Living in the remoteness of the African bush has very few dull moments, but it certainly comes with a few logistical challenges.
The Timbavati’s Tanda Tula Safari Camp is in a fairly remote location with the closest town being nearly an hour away. To make your way from Tanda Tula into town involves winding your way slowly through the African bush, crossing two river beds, avoiding traffic jams in the form of large buffalo herds or a few ellies taking it easy in the road, and then finally passing through the Timbavati control gate before taking the tar road a few kilometers into the town of Hoedspruit.
One of the many things Tanda Tula is known for is offering guests exquisite bush cuisine, but what happens when the rivers begin to flow and deliveries are unable to make it into camp, or if a honeybadger decides to turn the kitchen upside down one evening?
“Running a bush kitchen is much the same as running a restaurant kitchen in the city, and yet it isn’t…” says Tanda Tula’s executive chef, Ryan Mullett. “Yes you need to plan your menus, yes you need to manage your kitchen brigade, yes your hygiene standards need to be maintained and yes you need to ensure that the quality of the food produced from your kitchen is of the highest quality. But, what if you run out of eggs or milk? You certainly can’t nip around the corner to the shop!”
“Being so remote in the middle of the African bush means I constantly have to live three or fours days in the future. I have a set of deliveries that come through only once, maybe twice, a week and if my planning is not on target or if I miss something, it’s tough luck until the following week. Something to be avoided at all costs! When last did you drive 45 minutes to quickly grab some milk? I must confess that I do have four litres of soya milk and a packet of rice flour on hand just in case anyone wants soya milk!”
“And then of course there is the rain…When it rains here in the Timbavati, it rains hard and it rains heavy.

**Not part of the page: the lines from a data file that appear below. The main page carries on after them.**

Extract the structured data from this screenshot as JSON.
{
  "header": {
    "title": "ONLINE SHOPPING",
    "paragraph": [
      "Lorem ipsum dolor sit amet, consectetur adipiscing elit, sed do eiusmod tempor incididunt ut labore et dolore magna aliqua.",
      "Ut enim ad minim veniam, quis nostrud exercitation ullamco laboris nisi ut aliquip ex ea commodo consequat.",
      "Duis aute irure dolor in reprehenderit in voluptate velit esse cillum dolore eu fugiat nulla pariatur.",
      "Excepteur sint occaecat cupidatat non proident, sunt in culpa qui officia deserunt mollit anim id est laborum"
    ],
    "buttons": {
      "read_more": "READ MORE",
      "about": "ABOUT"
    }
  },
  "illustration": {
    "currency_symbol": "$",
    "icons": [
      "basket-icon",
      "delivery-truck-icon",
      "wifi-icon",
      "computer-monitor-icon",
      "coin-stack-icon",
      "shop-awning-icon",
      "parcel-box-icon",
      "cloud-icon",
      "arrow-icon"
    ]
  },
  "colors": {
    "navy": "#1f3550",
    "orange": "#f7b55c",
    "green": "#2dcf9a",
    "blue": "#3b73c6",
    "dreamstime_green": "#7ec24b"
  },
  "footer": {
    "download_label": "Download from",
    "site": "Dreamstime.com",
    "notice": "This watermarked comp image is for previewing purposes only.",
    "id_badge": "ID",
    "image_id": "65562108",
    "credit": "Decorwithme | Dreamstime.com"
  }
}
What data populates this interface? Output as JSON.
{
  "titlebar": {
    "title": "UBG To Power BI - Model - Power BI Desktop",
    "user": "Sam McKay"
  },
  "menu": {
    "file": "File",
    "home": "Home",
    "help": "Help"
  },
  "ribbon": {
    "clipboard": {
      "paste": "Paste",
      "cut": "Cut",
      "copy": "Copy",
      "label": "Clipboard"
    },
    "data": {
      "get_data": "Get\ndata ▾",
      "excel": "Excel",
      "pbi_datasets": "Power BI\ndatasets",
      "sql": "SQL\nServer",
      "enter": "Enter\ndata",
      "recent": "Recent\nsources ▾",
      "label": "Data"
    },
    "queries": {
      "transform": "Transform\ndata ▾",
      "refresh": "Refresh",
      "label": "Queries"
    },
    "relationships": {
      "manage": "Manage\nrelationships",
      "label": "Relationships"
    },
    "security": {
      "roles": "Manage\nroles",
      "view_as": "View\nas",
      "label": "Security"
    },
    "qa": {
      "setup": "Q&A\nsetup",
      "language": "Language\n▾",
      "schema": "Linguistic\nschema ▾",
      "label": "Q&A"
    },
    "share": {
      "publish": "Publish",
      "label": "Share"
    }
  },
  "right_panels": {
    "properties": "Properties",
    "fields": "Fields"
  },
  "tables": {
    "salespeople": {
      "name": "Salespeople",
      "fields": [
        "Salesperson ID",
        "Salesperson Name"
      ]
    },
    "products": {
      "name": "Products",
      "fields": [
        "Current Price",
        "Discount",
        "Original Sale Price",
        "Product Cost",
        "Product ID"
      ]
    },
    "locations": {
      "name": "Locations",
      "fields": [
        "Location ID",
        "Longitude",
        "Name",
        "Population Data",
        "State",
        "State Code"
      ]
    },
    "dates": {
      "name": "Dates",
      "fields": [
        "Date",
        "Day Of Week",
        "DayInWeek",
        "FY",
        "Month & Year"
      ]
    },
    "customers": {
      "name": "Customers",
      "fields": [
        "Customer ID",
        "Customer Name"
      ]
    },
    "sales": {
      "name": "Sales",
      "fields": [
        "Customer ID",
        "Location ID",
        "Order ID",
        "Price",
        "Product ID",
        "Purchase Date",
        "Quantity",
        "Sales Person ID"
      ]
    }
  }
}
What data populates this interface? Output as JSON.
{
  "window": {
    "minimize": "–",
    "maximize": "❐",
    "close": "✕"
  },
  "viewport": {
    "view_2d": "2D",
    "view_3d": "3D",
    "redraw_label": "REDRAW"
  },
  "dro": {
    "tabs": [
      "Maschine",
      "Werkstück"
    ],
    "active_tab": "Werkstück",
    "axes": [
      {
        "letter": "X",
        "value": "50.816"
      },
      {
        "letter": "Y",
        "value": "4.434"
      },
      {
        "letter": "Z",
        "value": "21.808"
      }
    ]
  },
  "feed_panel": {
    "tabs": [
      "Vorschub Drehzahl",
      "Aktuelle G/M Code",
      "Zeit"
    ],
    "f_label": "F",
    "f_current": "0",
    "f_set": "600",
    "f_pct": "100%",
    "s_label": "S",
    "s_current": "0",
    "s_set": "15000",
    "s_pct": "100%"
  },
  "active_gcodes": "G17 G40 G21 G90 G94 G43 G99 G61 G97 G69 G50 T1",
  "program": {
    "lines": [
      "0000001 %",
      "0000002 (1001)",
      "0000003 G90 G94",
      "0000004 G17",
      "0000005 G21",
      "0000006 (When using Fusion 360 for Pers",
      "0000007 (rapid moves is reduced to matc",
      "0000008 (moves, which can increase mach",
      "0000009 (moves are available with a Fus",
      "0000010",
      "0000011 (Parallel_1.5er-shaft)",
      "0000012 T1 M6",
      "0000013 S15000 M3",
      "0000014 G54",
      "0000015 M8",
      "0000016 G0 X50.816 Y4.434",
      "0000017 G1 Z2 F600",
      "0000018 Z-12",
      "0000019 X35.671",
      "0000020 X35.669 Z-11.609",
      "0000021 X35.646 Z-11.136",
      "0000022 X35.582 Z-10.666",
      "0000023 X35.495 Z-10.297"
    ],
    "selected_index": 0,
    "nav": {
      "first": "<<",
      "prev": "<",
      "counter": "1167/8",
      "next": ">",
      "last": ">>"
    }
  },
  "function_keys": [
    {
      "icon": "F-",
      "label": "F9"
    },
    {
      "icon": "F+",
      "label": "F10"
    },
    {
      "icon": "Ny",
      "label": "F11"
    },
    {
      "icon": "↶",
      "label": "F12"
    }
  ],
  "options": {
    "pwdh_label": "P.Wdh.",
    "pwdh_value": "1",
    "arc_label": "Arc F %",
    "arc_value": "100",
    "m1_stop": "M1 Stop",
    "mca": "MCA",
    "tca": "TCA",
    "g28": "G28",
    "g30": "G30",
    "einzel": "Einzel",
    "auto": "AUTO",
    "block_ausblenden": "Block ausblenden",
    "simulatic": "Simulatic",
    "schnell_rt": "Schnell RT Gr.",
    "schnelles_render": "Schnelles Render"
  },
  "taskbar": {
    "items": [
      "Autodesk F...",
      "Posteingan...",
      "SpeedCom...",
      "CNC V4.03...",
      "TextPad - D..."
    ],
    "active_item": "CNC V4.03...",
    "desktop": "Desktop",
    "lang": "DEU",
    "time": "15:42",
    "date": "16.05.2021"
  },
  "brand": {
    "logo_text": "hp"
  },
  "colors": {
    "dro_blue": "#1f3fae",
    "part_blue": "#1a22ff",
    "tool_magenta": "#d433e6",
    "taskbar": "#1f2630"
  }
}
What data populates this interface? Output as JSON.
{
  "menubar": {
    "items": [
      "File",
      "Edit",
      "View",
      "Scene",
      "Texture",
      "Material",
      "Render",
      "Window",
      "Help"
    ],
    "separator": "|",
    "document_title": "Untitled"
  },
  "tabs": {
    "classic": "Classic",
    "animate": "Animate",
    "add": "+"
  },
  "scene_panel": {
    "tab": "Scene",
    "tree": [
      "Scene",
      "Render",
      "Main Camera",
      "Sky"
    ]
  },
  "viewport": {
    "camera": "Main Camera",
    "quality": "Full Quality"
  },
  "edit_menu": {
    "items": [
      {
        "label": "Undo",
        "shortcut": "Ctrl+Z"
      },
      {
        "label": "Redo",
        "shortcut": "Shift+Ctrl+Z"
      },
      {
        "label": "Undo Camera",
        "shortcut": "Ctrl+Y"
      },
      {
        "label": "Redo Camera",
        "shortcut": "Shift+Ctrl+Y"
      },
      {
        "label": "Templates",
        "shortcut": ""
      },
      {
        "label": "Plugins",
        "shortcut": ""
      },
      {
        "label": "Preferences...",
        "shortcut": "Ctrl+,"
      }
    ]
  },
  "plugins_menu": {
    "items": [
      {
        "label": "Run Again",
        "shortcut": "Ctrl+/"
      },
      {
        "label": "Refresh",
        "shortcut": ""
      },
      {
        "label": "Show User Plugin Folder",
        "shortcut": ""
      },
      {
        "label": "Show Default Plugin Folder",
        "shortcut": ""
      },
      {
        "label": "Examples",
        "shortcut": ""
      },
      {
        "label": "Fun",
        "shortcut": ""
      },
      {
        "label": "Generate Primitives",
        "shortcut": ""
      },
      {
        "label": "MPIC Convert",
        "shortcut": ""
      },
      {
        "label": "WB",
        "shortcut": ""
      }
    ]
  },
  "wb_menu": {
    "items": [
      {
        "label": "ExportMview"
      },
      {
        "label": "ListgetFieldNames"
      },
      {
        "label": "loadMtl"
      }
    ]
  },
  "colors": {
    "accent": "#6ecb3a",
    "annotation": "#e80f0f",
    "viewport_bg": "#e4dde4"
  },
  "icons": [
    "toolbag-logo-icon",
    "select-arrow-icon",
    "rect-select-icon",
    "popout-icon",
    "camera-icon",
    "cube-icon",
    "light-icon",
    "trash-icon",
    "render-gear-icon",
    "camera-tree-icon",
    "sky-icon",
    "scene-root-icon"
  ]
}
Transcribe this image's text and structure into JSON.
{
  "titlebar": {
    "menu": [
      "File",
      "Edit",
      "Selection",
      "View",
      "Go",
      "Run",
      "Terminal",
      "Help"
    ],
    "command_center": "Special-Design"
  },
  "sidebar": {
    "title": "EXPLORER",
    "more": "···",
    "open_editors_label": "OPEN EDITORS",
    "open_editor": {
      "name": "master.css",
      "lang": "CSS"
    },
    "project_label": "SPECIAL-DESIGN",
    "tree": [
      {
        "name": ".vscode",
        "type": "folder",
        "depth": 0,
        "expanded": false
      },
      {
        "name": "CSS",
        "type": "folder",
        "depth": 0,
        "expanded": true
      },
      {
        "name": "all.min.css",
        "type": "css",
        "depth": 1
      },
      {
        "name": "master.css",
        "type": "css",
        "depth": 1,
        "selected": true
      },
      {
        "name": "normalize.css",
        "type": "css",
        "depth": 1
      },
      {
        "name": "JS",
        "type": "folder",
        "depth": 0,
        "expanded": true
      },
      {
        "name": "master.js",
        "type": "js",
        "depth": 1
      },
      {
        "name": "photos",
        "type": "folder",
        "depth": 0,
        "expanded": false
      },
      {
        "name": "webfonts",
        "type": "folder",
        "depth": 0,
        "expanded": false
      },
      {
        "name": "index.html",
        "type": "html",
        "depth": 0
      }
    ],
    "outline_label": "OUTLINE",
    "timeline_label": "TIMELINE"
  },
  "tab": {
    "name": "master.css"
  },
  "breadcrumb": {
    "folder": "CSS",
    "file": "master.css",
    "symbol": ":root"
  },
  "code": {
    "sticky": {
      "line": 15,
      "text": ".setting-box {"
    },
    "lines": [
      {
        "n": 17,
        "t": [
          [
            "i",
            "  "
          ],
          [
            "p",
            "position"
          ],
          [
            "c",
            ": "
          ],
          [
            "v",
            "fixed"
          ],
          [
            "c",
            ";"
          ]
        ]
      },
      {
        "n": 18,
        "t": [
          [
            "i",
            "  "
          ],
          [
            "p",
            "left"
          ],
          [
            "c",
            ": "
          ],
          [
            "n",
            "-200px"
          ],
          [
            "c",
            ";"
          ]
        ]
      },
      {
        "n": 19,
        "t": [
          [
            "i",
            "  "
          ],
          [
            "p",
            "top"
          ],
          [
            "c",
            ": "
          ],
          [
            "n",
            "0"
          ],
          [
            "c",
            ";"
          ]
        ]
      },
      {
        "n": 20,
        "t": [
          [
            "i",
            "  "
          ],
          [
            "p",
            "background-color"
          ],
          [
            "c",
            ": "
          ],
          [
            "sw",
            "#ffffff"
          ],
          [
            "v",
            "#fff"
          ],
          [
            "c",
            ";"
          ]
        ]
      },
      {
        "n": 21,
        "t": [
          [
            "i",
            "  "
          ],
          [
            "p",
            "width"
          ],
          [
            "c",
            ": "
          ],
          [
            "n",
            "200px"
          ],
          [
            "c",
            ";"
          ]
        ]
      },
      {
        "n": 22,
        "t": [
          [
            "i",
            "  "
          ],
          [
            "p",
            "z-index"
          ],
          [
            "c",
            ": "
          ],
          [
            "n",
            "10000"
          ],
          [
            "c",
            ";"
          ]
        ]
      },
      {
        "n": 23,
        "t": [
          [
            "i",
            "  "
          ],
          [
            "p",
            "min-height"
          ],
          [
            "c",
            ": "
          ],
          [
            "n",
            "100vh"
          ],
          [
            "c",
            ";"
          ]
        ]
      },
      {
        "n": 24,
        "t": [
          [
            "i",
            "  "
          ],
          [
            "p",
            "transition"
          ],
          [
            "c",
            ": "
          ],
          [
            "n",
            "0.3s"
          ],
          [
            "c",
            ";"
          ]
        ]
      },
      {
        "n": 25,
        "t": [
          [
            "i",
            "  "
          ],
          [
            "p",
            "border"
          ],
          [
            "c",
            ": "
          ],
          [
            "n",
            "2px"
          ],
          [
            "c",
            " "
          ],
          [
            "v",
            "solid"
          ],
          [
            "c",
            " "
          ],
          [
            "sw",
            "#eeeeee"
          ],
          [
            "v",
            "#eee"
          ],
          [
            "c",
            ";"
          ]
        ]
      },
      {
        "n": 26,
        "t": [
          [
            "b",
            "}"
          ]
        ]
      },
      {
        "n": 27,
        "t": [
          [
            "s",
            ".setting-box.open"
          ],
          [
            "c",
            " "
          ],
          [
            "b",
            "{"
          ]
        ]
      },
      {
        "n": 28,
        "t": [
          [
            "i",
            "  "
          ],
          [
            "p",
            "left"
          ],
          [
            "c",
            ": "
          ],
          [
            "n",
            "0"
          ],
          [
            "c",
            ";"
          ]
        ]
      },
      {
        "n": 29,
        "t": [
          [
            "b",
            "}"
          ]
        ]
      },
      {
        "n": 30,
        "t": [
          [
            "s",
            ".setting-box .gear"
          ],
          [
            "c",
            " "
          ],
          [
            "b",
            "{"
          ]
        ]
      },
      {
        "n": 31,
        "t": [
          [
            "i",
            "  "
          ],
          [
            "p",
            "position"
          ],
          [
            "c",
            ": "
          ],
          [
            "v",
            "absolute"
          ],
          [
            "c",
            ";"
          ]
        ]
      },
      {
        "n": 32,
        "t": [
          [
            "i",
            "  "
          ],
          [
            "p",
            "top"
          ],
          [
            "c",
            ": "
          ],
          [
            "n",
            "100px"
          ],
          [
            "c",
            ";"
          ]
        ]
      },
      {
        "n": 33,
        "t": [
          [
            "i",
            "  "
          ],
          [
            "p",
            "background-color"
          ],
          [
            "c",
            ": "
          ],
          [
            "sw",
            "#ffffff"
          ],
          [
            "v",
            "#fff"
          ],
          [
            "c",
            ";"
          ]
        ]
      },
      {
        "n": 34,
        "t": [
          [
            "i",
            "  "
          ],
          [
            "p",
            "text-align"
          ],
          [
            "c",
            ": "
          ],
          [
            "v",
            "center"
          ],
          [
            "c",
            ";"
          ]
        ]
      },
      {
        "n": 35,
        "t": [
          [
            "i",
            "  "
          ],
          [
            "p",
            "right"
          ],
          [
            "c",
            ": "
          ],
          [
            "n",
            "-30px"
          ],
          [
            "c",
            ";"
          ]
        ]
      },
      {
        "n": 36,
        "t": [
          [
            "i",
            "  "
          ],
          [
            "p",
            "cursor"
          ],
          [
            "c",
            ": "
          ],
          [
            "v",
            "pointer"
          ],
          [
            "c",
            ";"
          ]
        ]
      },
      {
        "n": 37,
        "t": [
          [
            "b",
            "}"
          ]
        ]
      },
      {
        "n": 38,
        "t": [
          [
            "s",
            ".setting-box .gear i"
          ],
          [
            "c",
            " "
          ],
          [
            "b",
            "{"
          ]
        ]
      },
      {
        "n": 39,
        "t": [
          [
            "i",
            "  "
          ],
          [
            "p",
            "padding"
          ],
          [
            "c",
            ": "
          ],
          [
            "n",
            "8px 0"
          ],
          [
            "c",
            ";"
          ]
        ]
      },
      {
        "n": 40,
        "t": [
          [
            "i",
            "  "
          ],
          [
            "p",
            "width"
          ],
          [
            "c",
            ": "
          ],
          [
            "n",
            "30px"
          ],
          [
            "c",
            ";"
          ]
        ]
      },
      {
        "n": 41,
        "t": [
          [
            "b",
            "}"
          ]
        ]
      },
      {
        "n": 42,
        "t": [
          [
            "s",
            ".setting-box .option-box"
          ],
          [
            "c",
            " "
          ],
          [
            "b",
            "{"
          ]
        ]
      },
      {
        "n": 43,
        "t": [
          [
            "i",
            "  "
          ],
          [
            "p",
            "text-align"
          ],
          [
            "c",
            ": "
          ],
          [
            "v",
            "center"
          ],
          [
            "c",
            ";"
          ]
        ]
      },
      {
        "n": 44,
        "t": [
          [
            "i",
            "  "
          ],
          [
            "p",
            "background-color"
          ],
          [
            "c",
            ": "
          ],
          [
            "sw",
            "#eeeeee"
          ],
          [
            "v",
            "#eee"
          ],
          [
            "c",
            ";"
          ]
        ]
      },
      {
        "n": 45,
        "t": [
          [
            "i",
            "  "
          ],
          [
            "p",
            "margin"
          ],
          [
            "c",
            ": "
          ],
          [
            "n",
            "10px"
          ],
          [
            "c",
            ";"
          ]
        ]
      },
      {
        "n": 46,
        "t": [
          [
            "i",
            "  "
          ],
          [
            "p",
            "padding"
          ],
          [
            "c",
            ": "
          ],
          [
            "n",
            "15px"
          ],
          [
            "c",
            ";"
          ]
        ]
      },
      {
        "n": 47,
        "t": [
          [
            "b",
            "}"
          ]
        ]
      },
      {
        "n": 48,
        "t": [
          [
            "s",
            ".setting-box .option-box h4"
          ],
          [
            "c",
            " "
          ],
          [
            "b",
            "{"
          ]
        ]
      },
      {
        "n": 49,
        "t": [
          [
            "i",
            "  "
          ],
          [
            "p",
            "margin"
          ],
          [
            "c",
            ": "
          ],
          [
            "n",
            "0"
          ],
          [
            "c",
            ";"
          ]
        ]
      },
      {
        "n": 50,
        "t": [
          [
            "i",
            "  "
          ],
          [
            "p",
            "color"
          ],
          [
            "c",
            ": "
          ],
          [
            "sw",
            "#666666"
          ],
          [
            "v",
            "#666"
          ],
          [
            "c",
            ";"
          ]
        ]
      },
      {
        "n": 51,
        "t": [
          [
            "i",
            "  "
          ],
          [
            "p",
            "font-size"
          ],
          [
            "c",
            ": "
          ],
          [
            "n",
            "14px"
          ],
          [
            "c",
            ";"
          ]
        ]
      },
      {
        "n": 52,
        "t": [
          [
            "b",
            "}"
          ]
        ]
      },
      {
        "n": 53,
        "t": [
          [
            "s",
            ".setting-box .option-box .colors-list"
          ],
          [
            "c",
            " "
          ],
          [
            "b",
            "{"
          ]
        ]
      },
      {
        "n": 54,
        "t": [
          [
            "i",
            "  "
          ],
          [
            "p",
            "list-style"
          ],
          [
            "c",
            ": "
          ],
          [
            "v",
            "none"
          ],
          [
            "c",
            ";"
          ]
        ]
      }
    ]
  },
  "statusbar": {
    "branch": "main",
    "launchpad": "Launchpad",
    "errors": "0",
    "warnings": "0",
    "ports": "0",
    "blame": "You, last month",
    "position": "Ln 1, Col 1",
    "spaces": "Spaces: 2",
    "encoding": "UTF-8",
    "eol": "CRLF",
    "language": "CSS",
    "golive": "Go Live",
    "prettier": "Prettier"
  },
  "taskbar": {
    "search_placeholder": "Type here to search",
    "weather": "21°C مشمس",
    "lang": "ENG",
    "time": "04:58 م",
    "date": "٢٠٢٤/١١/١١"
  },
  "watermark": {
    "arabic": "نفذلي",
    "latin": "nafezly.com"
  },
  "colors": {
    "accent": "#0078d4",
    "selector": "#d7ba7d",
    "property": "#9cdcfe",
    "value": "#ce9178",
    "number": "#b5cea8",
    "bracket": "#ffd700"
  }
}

Following heavy rains the river in front of the camp (a dry riverbed for 95% of the year) starts to run and the roads get nice and muddy (and by run I mean the river becomes a flowing torrent of water!).”
“Sounds like fun, and it is, but delivery vehicles on the other hand do not share my excitement of muddy roads and running rivers. Delivery vehicles tend to get stuck and nobody likes pushing them out of the mud. To solve this little issue, during heavy rains we take our trusty Land Rover and cross the rivers and mud to collect all our items from delivery vehicles parked on the safer tar road. To make these deliveries even more interesting, we have had encounters with elephants who have decided that the trees surrounding these waiting delivery vehicles look far tastier than any others in the area. ‘Just another day living in the bush’ I always say.”
“There will always be challenges living in the bush, but it is about careful preparation, planning and at times doing the best with the situation at hand. At least we get to see an elephant, buffalo or a lion or two on the way to the shop when we do need to ‘nip’ out!”